Когда они пришли к дому, Женя чувствовала себя выпотрошенной. Дети уже поужинали и чинно играли за большим столом в детское лото, где вместо цифр были репки, морковки и варежки. Сашка, вцепившись в лотошную карточку, махнул матери рукой, сказал: «Ура! Мой заяц!» — и накрыл своего зайца картинкой. Он был равный среди равных, а вовсе не отсталый, больной или особо нервный…
Остальные сидели у Айрин на террасе и пили херес. Сузи с блаженным лицом тянула маленькими глотками из стакана. Вера поднялась на терраску и уселась с остальными…
Женя ушла к себе. Ее звали с террасы, но она крикнула из комнаты, что болит голова. Легла на кровать. Голова как раз и не болела. Но надо было что-то сделать с собой. Произвести какую-то операцию, после которой можно было бы снова пить вино, болтать с приятельницами, общаться с другими, более образованными и умными подругами, оставшимися в Москве…
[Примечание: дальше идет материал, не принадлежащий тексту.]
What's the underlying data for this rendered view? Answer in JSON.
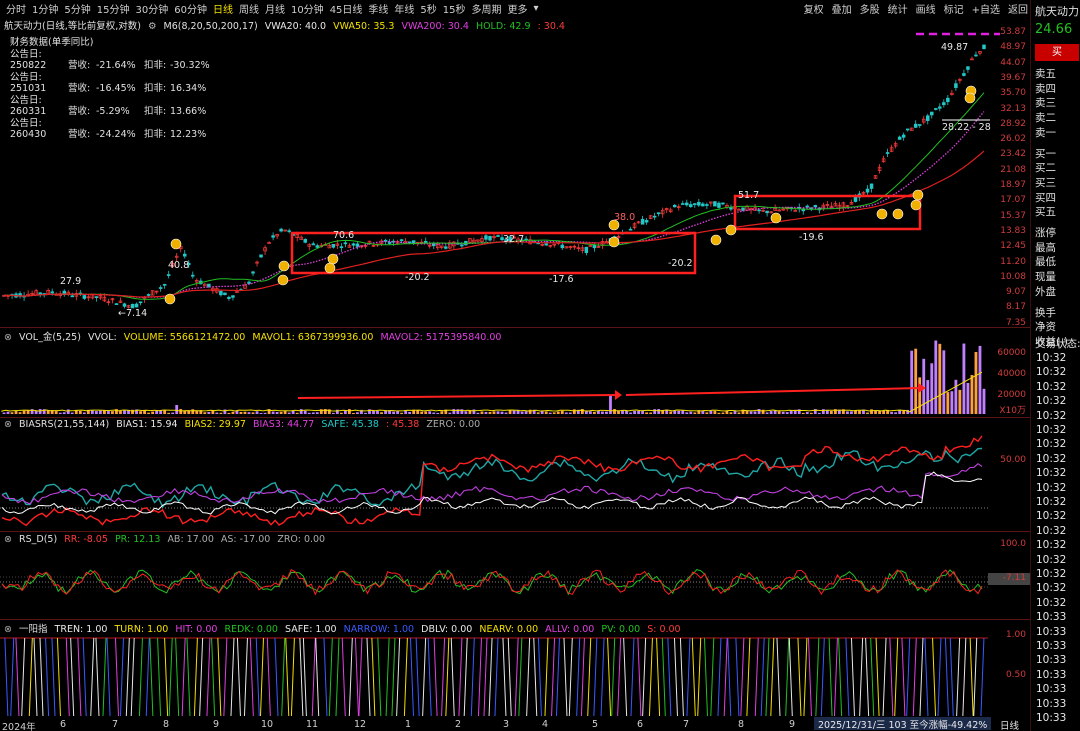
{
  "toolbar": {
    "timeframes": [
      "分时",
      "1分钟",
      "5分钟",
      "15分钟",
      "30分钟",
      "60分钟",
      "日线",
      "周线",
      "月线",
      "10分钟",
      "45日线",
      "季线",
      "年线",
      "5秒",
      "15秒",
      "多周期",
      "更多"
    ],
    "active_index": 6,
    "right_buttons": [
      "复权",
      "叠加",
      "多股",
      "统计",
      "画线",
      "标记",
      "+自选",
      "返回"
    ],
    "more_caret": "▾"
  },
  "stock": {
    "name": "航天动力",
    "price": "24.66",
    "buy_label": "买",
    "dash": "-"
  },
  "main_legend": {
    "title": "航天动力(日线,等比前复权,对数)",
    "ma": "M6(8,20,50,200,17)",
    "vwa20": "VWA20: 40.0",
    "vwa50": "VWA50: 35.3",
    "vwa200": "VWA200: 30.4",
    "hold": "HOLD: 42.9",
    "hold2": ": 30.4"
  },
  "financials": {
    "title": "财务数据(单季同比)",
    "rows": [
      {
        "date": "公告日: 250822",
        "rev_label": "营收:",
        "rev": "-21.64%",
        "np_label": "扣非:",
        "np": "-30.32%"
      },
      {
        "date": "公告日: 251031",
        "rev_label": "营收:",
        "rev": "-16.45%",
        "np_label": "扣非:",
        "np": "16.34%"
      },
      {
        "date": "公告日: 260331",
        "rev_label": "营收:",
        "rev": "-5.29%",
        "np_label": "扣非:",
        "np": "13.66%"
      },
      {
        "date": "公告日: 260430",
        "rev_label": "营收:",
        "rev": "-24.24%",
        "np_label": "扣非:",
        "np": "12.23%"
      }
    ]
  },
  "price_axis": [
    "53.87",
    "48.97",
    "44.07",
    "39.67",
    "35.70",
    "32.13",
    "28.92",
    "26.02",
    "23.42",
    "21.08",
    "18.97",
    "17.07",
    "15.37",
    "13.83",
    "12.45",
    "11.20",
    "10.08",
    "9.07",
    "8.17",
    "7.35"
  ],
  "price_annotations": [
    "27.9",
    "40.8",
    "←7.14",
    "70.6",
    "32.7",
    "38.0",
    "-20.2",
    "-17.6",
    "-20.2",
    "51.7",
    "-19.6",
    "49.87",
    "28.22 - 28"
  ],
  "vol_legend": {
    "name": "VOL_金(5,25)",
    "vvol": "VVOL:",
    "volume": "VOLUME: 5566121472.00",
    "mavol1": "MAVOL1: 6367399936.00",
    "mavol2": "MAVOL2: 5175395840.00"
  },
  "vol_axis": [
    "60000",
    "40000",
    "20000",
    "X10万"
  ],
  "bias_legend": {
    "name": "BIASRS(21,55,144)",
    "b1": "BIAS1: 15.94",
    "b2": "BIAS2: 29.97",
    "b3": "BIAS3: 44.77",
    "safe": "SAFE: 45.38",
    "s2": ": 45.38",
    "zero": "ZERO: 0.00"
  },
  "bias_axis": [
    "50.00"
  ],
  "rs_legend": {
    "name": "RS_D(5)",
    "rr": "RR: -8.05",
    "pr": "PR: 12.13",
    "ab": "AB: 17.00",
    "as": "AS: -17.00",
    "zro": "ZRO: 0.00"
  },
  "rs_axis": [
    "100.0",
    "-7.11"
  ],
  "yy_legend": {
    "name": "一阳指",
    "tren": "TREN: 1.00",
    "turn": "TURN: 1.00",
    "hit": "HIT: 0.00",
    "redk": "REDK: 0.00",
    "safe": "SAFE: 1.00",
    "narrow": "NARROW: 1.00",
    "dblv": "DBLV: 0.00",
    "nearv": "NEARV: 0.00",
    "allv": "ALLV: 0.00",
    "pv": "PV: 0.00",
    "s": "S: 0.00"
  },
  "yy_axis": [
    "1.00",
    "0.50"
  ],
  "x_axis": [
    "2024年",
    "6",
    "7",
    "8",
    "9",
    "10",
    "11",
    "12",
    "1",
    "2",
    "3",
    "4",
    "5",
    "6",
    "7",
    "8",
    "9"
  ],
  "status_bar": "2025/12/31/三 103 至今涨幅-49.42%",
  "period_label": "日线",
  "order_book": [
    "卖五",
    "卖四",
    "卖三",
    "卖二",
    "卖一",
    "买一",
    "买二",
    "买三",
    "买四",
    "买五",
    "涨停",
    "最高",
    "最低",
    "现量",
    "外盘",
    "换手",
    "净资",
    "收益(-)"
  ],
  "trade_status": "交易状态:",
  "times": [
    "10:32",
    "10:32",
    "10:32",
    "10:32",
    "10:32",
    "10:32",
    "10:32",
    "10:32",
    "10:32",
    "10:32",
    "10:32",
    "10:32",
    "10:32",
    "10:32",
    "10:32",
    "10:32",
    "10:32",
    "10:32",
    "10:33",
    "10:33",
    "10:33",
    "10:33",
    "10:33",
    "10:33",
    "10:33",
    "10:33"
  ],
  "colors": {
    "up": "#ff3b3b",
    "down": "#22c7c7",
    "yellow": "#f5e000",
    "magenta": "#e040e0",
    "green": "#22c022",
    "frame": "#ff2020"
  }
}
Дети закончили с лото. Женя вымыла Сашке ноги, уложила, погасила свет. Кто-то из подруг позвал ее усиленным до крика шепотом:
— Женя! Иди пирог есть!
— Сашка еще не заснул. Я попозже, — таким же театральным голосом ответила Женя.
Она лежала в темноте и исследовала свою душевную рану. Рана была двойная. Одна — от потраченного зазря сострадания к несуществующим, гениально выдуманным и бесчеловечно убитым детям, особенно к Диане. Болело вроде ампутированной ноги — несуществующее. Фантомная боль. Хуже того — никогда и не существовавшее. И вторая — обида за себя самое, глупого кролика, над которым совершили бессмысленный опыт. Или смысл какой-то был, но недоступный пониманию…
Снова кто-то тихо постучал в окно. Ее звали. Но Женя не откликнулась — невозможно было представить себе выражения лица Айрин, которая сразу же догадалась бы, что разоблачена… И ее голоса… И своего собственного стыда перед стыдом этого стыда… Женя пролежала, не засыпая, до того часа, пока не погас свет на террасе. Тогда она встала, зажгла маленькую лампочку на стене и покидала в чемодан все вперемешку — чистое, грязное, игрушки, книжки. Только Сашкины резиновые сапоги сообразила завернуть в грязное полотенце.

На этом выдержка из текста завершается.